Imbert’s Commission of Hydrography was transferred in 1872 to a new national Hydrographic Office established at Genoa in Fort St. Georgio where it remains to this day. Commander Magnaghi was appointed the Director of the new Office and almost at once began to introduce the latest hydrographic and cartographic techniques that he had seen on his European tour. A search began for cartographers and copper engravers.

Magnaghi soon set up an astronomic observatory and collaborated with the Geodetic Commission in determining the longitude differences between major Italian cities, whilst he himself determined the geographical co-ordinates of the Italian islands of Lampedusa and Linosa. He prepared and published sun azimuth and other navigational tables. He moved steadily forward in developing the many sides of hydrography - he made lighter and easier to handle the reflecting circle used widely by European sea surveyors, and he greatly modified the Thomson wire sounding machine both for shallow and deep-sea casts.

In 1876 a French-built steam vessel, named for some unaccountable reason ‘Washington’, was purchased. Converting this ship for hydrography Magnaghi was able to commence his hydrographic campaigns in the Tyrrhenian, Ionan and Adriatic seas. Using a sophisticated deep-sea sounder he had devised he obtained his deepest sounding of 4,067 metres at 35°52'25"N 18°08'30"E in the central Mediterranean.

Magnaghi realised that such sounding cruises could only achieve their full potential if his surveying officers were given training in physical oceanography and zoology so that the sea water and sea-bed samples he was regularly obtaining could be precisely analysed.
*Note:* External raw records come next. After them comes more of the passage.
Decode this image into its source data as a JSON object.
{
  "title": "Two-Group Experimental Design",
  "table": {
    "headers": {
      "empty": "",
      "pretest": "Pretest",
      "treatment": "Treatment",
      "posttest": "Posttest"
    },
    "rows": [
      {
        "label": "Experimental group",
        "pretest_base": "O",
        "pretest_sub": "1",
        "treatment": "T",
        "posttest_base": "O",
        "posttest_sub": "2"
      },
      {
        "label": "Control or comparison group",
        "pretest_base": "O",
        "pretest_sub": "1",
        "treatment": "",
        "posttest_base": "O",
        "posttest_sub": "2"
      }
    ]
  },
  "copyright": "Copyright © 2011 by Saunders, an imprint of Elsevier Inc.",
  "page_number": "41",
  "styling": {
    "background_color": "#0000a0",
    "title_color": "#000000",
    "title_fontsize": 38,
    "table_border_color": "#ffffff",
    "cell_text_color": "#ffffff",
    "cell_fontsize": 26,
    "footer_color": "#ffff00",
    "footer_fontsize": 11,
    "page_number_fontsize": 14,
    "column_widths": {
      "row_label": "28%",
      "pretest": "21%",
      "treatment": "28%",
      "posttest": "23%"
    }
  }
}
It was fortunate therefore that a German scientist, Anton Dohrn, had decided that the most economical way of furthering oceanographic research would be to establish a coastal research station together with an aquarium. Having obtained funding from the German and Italian Governments and other sources he was able to build and open his Stazione Zoologica at Naples. Here he established so called ‘tables’ where scientific workers could come to study. He was setting an example to be followed in many maritime countries throughout the next fifty odd years.
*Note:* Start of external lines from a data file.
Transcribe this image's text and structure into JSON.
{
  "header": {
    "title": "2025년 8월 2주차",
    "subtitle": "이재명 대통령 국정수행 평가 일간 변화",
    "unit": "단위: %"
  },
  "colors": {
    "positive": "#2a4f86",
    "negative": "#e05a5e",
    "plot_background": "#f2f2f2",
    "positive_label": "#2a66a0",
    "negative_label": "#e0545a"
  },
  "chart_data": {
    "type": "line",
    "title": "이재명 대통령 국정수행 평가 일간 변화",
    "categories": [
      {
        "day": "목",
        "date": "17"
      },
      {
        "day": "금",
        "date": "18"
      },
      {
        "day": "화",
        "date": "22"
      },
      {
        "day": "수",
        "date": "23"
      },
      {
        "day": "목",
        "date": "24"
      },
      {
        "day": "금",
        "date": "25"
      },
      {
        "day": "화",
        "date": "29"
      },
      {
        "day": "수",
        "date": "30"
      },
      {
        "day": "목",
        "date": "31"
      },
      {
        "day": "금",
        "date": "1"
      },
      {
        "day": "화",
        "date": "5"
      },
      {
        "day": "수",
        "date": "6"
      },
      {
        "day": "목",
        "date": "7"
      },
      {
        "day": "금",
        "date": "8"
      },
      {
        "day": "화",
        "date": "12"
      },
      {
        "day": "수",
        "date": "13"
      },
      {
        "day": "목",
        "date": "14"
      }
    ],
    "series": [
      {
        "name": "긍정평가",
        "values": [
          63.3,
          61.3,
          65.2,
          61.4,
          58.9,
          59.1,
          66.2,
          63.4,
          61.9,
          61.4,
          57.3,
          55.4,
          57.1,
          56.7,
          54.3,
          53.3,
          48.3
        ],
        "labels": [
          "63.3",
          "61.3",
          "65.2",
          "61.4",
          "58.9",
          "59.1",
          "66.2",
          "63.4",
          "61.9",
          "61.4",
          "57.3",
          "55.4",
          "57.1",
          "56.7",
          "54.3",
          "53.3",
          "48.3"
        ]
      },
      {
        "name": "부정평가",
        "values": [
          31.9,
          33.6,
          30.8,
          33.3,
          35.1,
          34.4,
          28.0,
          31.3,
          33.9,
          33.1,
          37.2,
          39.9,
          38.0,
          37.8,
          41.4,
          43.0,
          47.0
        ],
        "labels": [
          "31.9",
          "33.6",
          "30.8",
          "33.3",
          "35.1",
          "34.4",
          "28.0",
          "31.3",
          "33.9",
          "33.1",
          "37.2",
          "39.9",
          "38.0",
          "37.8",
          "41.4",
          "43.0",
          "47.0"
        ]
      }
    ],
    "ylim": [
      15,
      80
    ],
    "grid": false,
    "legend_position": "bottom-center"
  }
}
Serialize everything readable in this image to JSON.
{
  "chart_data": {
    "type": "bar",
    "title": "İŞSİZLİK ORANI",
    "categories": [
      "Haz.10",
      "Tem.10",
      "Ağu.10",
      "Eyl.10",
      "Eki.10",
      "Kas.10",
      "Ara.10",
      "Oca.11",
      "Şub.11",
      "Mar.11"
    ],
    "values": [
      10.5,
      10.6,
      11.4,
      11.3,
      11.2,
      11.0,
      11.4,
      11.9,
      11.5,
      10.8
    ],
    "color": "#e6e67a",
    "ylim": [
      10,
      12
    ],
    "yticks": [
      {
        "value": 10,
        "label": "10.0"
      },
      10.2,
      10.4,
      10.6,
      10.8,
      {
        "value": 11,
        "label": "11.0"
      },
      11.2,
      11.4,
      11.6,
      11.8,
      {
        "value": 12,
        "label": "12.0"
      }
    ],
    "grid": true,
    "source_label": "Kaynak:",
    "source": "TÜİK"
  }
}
Inevitably Dohrn and Magnaghi became friends so that it was arranged between them that naval surveying officers would be accepted for training periods at the Zoological Station. Lieutenant Gaetano Chierchia was the first officer to work at the station whilst a five year agreement was made for others to follow.

Cherchia did not return onboard ‘Washington’ as he was appointed to collect and preserve marine fauna onboard the Italian research vessel ‘Vettor Pisani’ during a successful three year circumnavigation. Lieutenant Ambrogio Colombo was the first of the trainees from Anton Dohrn’s establishment to take his place in ‘Washington’.
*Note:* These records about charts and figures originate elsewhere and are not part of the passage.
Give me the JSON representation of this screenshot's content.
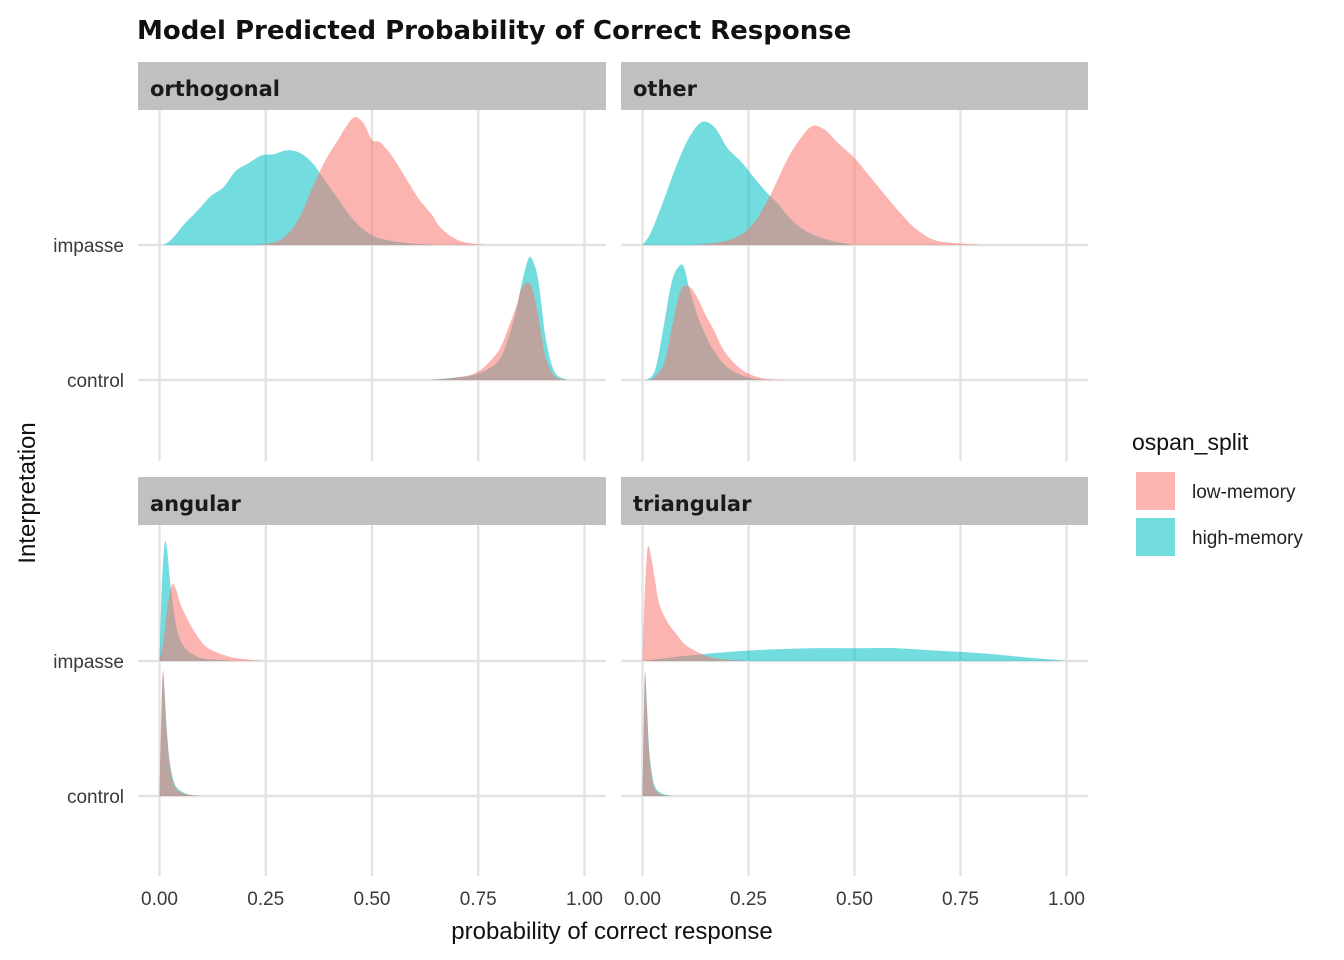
{
  "chart_data": {
    "type": "ridgeline-density",
    "title": "Model Predicted Probability of Correct Response",
    "xlabel": "probability of correct response",
    "ylabel": "Interpretation",
    "xlim": [
      0,
      1
    ],
    "x_ticks": [
      "0.00",
      "0.25",
      "0.50",
      "0.75",
      "1.00"
    ],
    "x_tick_values": [
      0,
      0.25,
      0.5,
      0.75,
      1.0
    ],
    "y_categories": [
      "impasse",
      "control"
    ],
    "legend": {
      "title": "ospan_split",
      "placement": "right",
      "entries": [
        {
          "name": "low-memory",
          "color": "#f8766d"
        },
        {
          "name": "high-memory",
          "color": "#00bfc4"
        }
      ]
    },
    "opacity": 0.55,
    "grid": true,
    "panels": [
      {
        "name": "orthogonal",
        "ridges": [
          {
            "category": "impasse",
            "group": "high-memory",
            "x": [
              0.01,
              0.03,
              0.06,
              0.09,
              0.12,
              0.15,
              0.18,
              0.21,
              0.24,
              0.27,
              0.3,
              0.33,
              0.36,
              0.39,
              0.42,
              0.45,
              0.48,
              0.51,
              0.55,
              0.6,
              0.65
            ],
            "density": [
              0.0,
              0.05,
              0.17,
              0.27,
              0.38,
              0.45,
              0.58,
              0.64,
              0.7,
              0.71,
              0.74,
              0.72,
              0.64,
              0.5,
              0.36,
              0.22,
              0.12,
              0.06,
              0.03,
              0.01,
              0.0
            ]
          },
          {
            "category": "impasse",
            "group": "low-memory",
            "x": [
              0.22,
              0.27,
              0.3,
              0.33,
              0.36,
              0.39,
              0.42,
              0.44,
              0.46,
              0.48,
              0.5,
              0.52,
              0.55,
              0.58,
              0.61,
              0.64,
              0.66,
              0.69,
              0.72,
              0.77
            ],
            "density": [
              0.0,
              0.02,
              0.08,
              0.22,
              0.45,
              0.66,
              0.82,
              0.93,
              1.0,
              0.95,
              0.82,
              0.8,
              0.68,
              0.52,
              0.36,
              0.24,
              0.14,
              0.06,
              0.02,
              0.0
            ]
          },
          {
            "category": "control",
            "group": "high-memory",
            "x": [
              0.64,
              0.7,
              0.74,
              0.77,
              0.8,
              0.82,
              0.84,
              0.85,
              0.86,
              0.87,
              0.88,
              0.89,
              0.9,
              0.91,
              0.93,
              0.96
            ],
            "density": [
              0.0,
              0.02,
              0.04,
              0.08,
              0.16,
              0.32,
              0.55,
              0.72,
              0.86,
              0.96,
              0.92,
              0.8,
              0.55,
              0.3,
              0.06,
              0.0
            ]
          },
          {
            "category": "control",
            "group": "low-memory",
            "x": [
              0.64,
              0.7,
              0.74,
              0.77,
              0.8,
              0.82,
              0.84,
              0.85,
              0.86,
              0.87,
              0.88,
              0.89,
              0.9,
              0.91,
              0.93,
              0.96
            ],
            "density": [
              0.0,
              0.02,
              0.05,
              0.12,
              0.24,
              0.4,
              0.58,
              0.7,
              0.75,
              0.76,
              0.68,
              0.52,
              0.32,
              0.16,
              0.03,
              0.0
            ]
          }
        ]
      },
      {
        "name": "other",
        "ridges": [
          {
            "category": "impasse",
            "group": "high-memory",
            "x": [
              0.0,
              0.02,
              0.05,
              0.08,
              0.11,
              0.14,
              0.17,
              0.2,
              0.23,
              0.26,
              0.29,
              0.32,
              0.35,
              0.38,
              0.41,
              0.45,
              0.5
            ],
            "density": [
              0.0,
              0.1,
              0.35,
              0.62,
              0.84,
              0.96,
              0.92,
              0.76,
              0.66,
              0.54,
              0.42,
              0.32,
              0.2,
              0.12,
              0.07,
              0.03,
              0.0
            ]
          },
          {
            "category": "impasse",
            "group": "low-memory",
            "x": [
              0.12,
              0.18,
              0.22,
              0.26,
              0.3,
              0.34,
              0.37,
              0.4,
              0.43,
              0.46,
              0.5,
              0.53,
              0.56,
              0.6,
              0.64,
              0.68,
              0.72,
              0.8
            ],
            "density": [
              0.0,
              0.02,
              0.06,
              0.16,
              0.38,
              0.66,
              0.82,
              0.93,
              0.9,
              0.8,
              0.68,
              0.56,
              0.44,
              0.28,
              0.14,
              0.05,
              0.02,
              0.0
            ]
          },
          {
            "category": "control",
            "group": "high-memory",
            "x": [
              0.01,
              0.03,
              0.05,
              0.07,
              0.09,
              0.1,
              0.11,
              0.13,
              0.15,
              0.17,
              0.2,
              0.24,
              0.28
            ],
            "density": [
              0.0,
              0.08,
              0.42,
              0.78,
              0.9,
              0.86,
              0.72,
              0.5,
              0.34,
              0.22,
              0.1,
              0.03,
              0.0
            ]
          },
          {
            "category": "control",
            "group": "low-memory",
            "x": [
              0.02,
              0.05,
              0.07,
              0.09,
              0.11,
              0.13,
              0.15,
              0.17,
              0.19,
              0.22,
              0.25,
              0.29,
              0.35
            ],
            "density": [
              0.0,
              0.12,
              0.42,
              0.7,
              0.73,
              0.64,
              0.5,
              0.38,
              0.24,
              0.12,
              0.05,
              0.01,
              0.0
            ]
          }
        ]
      },
      {
        "name": "angular",
        "ridges": [
          {
            "category": "impasse",
            "group": "high-memory",
            "x": [
              0.0,
              0.005,
              0.012,
              0.018,
              0.025,
              0.035,
              0.045,
              0.06,
              0.08,
              0.1,
              0.13,
              0.17
            ],
            "density": [
              0.0,
              0.55,
              0.92,
              0.86,
              0.62,
              0.36,
              0.2,
              0.1,
              0.05,
              0.02,
              0.01,
              0.0
            ]
          },
          {
            "category": "impasse",
            "group": "low-memory",
            "x": [
              0.0,
              0.01,
              0.02,
              0.03,
              0.04,
              0.05,
              0.07,
              0.09,
              0.11,
              0.14,
              0.17,
              0.21,
              0.25
            ],
            "density": [
              0.0,
              0.18,
              0.45,
              0.6,
              0.55,
              0.44,
              0.3,
              0.19,
              0.11,
              0.06,
              0.03,
              0.01,
              0.0
            ]
          },
          {
            "category": "control",
            "group": "high-memory",
            "x": [
              0.0,
              0.004,
              0.008,
              0.012,
              0.018,
              0.025,
              0.035,
              0.05,
              0.07,
              0.1
            ],
            "density": [
              0.0,
              0.55,
              0.95,
              0.82,
              0.48,
              0.25,
              0.1,
              0.04,
              0.01,
              0.0
            ]
          },
          {
            "category": "control",
            "group": "low-memory",
            "x": [
              0.0,
              0.004,
              0.008,
              0.012,
              0.018,
              0.025,
              0.035,
              0.05,
              0.07,
              0.1
            ],
            "density": [
              0.0,
              0.62,
              0.98,
              0.8,
              0.45,
              0.22,
              0.08,
              0.03,
              0.01,
              0.0
            ]
          }
        ]
      },
      {
        "name": "triangular",
        "ridges": [
          {
            "category": "impasse",
            "group": "high-memory",
            "x": [
              0.0,
              0.05,
              0.1,
              0.2,
              0.3,
              0.4,
              0.5,
              0.6,
              0.7,
              0.8,
              0.9,
              0.97,
              1.0
            ],
            "density": [
              0.0,
              0.02,
              0.04,
              0.07,
              0.09,
              0.1,
              0.1,
              0.1,
              0.08,
              0.06,
              0.03,
              0.01,
              0.0
            ]
          },
          {
            "category": "impasse",
            "group": "low-memory",
            "x": [
              0.0,
              0.005,
              0.012,
              0.02,
              0.03,
              0.04,
              0.06,
              0.08,
              0.1,
              0.13,
              0.16,
              0.2,
              0.25
            ],
            "density": [
              0.0,
              0.5,
              0.88,
              0.82,
              0.62,
              0.44,
              0.3,
              0.21,
              0.13,
              0.07,
              0.03,
              0.01,
              0.0
            ]
          },
          {
            "category": "control",
            "group": "high-memory",
            "x": [
              0.0,
              0.003,
              0.006,
              0.01,
              0.015,
              0.022,
              0.03,
              0.045,
              0.07
            ],
            "density": [
              0.0,
              0.55,
              0.95,
              0.75,
              0.4,
              0.18,
              0.07,
              0.02,
              0.0
            ]
          },
          {
            "category": "control",
            "group": "low-memory",
            "x": [
              0.0,
              0.003,
              0.006,
              0.01,
              0.015,
              0.022,
              0.03,
              0.045,
              0.07
            ],
            "density": [
              0.0,
              0.6,
              0.98,
              0.72,
              0.36,
              0.15,
              0.05,
              0.01,
              0.0
            ]
          }
        ]
      }
    ]
  }
}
Magnaghi made the last of his eleven deep-sea campaigns in 1888 after which he was promoted to Rear Admiral and appointed Director General of the Hydrographic Service at the Ministry of the Navy in Rome where he served for a further four years.

Magnaghis’ term as Hydrographer resulted in the provision of 100 new charts and 130 coastal views which not only brought about a sea change in the navigation of Italian waters, but were widely acclaimed for their clarity and elegance. That Italian charts have maintained such standards to this day was clearly demonstrated when the Italian Hydrographic Office was awarded the First Prize at the 2002 I.H.O. Conference Cartographic Exhibition in Monaco.

I am indebted to Paola Presciuttini of the Italian Hydrographic Office and Christiane Groeben of the Stazione Zoologica in Naples for much of the information I have used in this column.

Further Reading

  • Ritchie G.S. ‘Italy’s Contribution to World Hydrography 1300-1950’ International Hydrographic Review (Vol. L, No. 2, July 1973).